Warren's unpredictable reincarnation and Eisenhower's resulting consternation are not unique in our history. After Abraham Lincoln appointed Salmon Chase to the court, the new justice found unconstitutional the law by which Lincoln was financing the ongoing Civil War. Not only was this a vexing ruling in time of war, it was truly astounding given that Chase, as secretary of the treasury, had helped write the very law that he then declared illegal.

Similarly, Theodore Roosevelt came to deride his court appointee Oliver Wendell Holmes as having a backbone weaker than a "banana." Harry Truman concluded that his appointee Tom Clark was "a dumb son of a bitch." Ronald Reagan appointed Justices Sandra Day O'Connor and Anthony Kennedy, who, to put it mildly, failed to perform as advertised. A nominee of Franklin Roosevelt, the liberal law professor Felix Frankfurter, migrated to the right once he was on the court. Most recently, Chief Justice John Roberts stunned conservatives by saving Obamacare from legal oblivion. The list goes on, but you get the idea.

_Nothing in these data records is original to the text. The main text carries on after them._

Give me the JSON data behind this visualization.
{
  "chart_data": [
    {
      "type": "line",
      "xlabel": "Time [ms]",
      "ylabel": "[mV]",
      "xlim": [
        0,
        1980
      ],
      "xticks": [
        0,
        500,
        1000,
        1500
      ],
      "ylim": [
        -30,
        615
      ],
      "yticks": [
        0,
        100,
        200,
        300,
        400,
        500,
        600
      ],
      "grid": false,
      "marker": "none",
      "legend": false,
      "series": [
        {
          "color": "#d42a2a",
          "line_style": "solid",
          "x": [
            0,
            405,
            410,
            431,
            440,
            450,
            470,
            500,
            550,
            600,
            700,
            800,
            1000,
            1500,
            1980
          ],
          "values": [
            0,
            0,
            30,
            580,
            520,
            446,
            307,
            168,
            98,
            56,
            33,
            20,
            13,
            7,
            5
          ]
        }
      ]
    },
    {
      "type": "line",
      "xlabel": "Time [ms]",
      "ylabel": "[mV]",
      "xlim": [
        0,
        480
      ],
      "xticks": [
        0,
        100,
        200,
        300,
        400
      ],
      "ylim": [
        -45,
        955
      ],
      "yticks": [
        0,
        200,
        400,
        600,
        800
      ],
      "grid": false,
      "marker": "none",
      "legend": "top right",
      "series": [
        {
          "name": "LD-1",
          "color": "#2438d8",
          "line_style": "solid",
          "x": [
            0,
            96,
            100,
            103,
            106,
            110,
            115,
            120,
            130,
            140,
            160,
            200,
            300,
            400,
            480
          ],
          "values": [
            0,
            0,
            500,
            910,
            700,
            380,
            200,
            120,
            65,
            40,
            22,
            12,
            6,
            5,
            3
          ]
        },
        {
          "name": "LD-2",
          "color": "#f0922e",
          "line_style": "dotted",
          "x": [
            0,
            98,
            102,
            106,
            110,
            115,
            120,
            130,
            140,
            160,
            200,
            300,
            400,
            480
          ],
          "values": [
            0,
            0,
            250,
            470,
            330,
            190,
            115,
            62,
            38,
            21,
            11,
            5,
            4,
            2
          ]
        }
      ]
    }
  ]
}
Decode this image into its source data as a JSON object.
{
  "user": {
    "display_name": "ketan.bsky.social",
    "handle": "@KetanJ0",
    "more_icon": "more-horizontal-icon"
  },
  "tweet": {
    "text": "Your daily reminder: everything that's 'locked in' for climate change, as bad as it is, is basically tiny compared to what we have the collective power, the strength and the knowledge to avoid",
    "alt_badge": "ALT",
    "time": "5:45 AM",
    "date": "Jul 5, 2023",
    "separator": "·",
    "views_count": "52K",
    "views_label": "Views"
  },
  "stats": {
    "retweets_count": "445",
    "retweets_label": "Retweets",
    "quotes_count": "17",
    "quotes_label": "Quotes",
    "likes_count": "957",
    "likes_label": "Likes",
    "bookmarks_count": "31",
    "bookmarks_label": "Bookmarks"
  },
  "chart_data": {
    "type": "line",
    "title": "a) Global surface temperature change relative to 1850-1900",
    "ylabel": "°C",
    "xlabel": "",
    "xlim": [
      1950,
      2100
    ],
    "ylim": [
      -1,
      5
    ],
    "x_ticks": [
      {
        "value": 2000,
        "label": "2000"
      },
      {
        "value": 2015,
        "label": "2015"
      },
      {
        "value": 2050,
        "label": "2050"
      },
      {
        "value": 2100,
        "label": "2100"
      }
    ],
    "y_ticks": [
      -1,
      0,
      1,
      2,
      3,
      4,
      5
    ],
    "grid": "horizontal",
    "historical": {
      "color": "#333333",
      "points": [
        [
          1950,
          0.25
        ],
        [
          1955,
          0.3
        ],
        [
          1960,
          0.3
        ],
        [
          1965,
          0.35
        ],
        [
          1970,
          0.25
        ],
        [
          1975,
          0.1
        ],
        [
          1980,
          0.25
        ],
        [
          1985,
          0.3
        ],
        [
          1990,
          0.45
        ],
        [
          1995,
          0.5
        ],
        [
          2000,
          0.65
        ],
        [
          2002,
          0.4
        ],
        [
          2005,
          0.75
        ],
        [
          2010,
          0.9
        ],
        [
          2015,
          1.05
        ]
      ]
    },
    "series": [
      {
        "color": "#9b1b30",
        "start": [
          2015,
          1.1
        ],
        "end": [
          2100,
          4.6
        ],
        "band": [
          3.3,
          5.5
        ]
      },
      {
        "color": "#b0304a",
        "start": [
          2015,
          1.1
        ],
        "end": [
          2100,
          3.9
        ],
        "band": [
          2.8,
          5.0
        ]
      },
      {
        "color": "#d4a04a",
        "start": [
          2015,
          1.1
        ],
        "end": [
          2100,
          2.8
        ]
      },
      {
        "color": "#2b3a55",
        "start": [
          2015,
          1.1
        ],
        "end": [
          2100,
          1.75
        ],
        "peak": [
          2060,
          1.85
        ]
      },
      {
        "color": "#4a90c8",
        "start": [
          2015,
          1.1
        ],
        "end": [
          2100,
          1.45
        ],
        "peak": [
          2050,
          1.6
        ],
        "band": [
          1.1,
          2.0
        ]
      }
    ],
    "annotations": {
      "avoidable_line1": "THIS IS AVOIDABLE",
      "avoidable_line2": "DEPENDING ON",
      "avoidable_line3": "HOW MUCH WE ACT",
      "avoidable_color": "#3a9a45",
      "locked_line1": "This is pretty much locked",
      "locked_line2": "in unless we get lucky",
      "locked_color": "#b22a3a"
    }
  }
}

Now President Trump has nominated Neil Gorsuch to membership on the court. He appears to be a reliably conservative jurist, and odds are that he will remain so as a justice of the court.

At his confirmation hearing, we can expect the usual anguished parsing of his written legal opinions, school records, public and private utterances, and exploration of his background and resume. Given the distemper of the times, there undoubtedly will be the usual rancorous psycho drama that attends such proceedings, including the standard semihysterical predictions of societal collapse should he be confirmed.

But all of the senatorial blather both pro and con about the nominee will be nothing more than a theoretical discussion of how he might vote once he is on the court. Interesting, no doubt, but until the nominee is facing an actual case with specific facts and real legal issues presented by able advocates, there is no way to even remotely approximate which way he or any other member of the court will decide any given dispute.

For as Warren and so many others have demonstrated, when it comes to Supreme Court nominees, sometimes what you see isn't what you get. We may think we know how a Justice Gorsuch will rule, but, if Eisenhower, Reagan, Lincoln, both Roosevelts, and any number of other dead presidents were here, they might well beg to differ.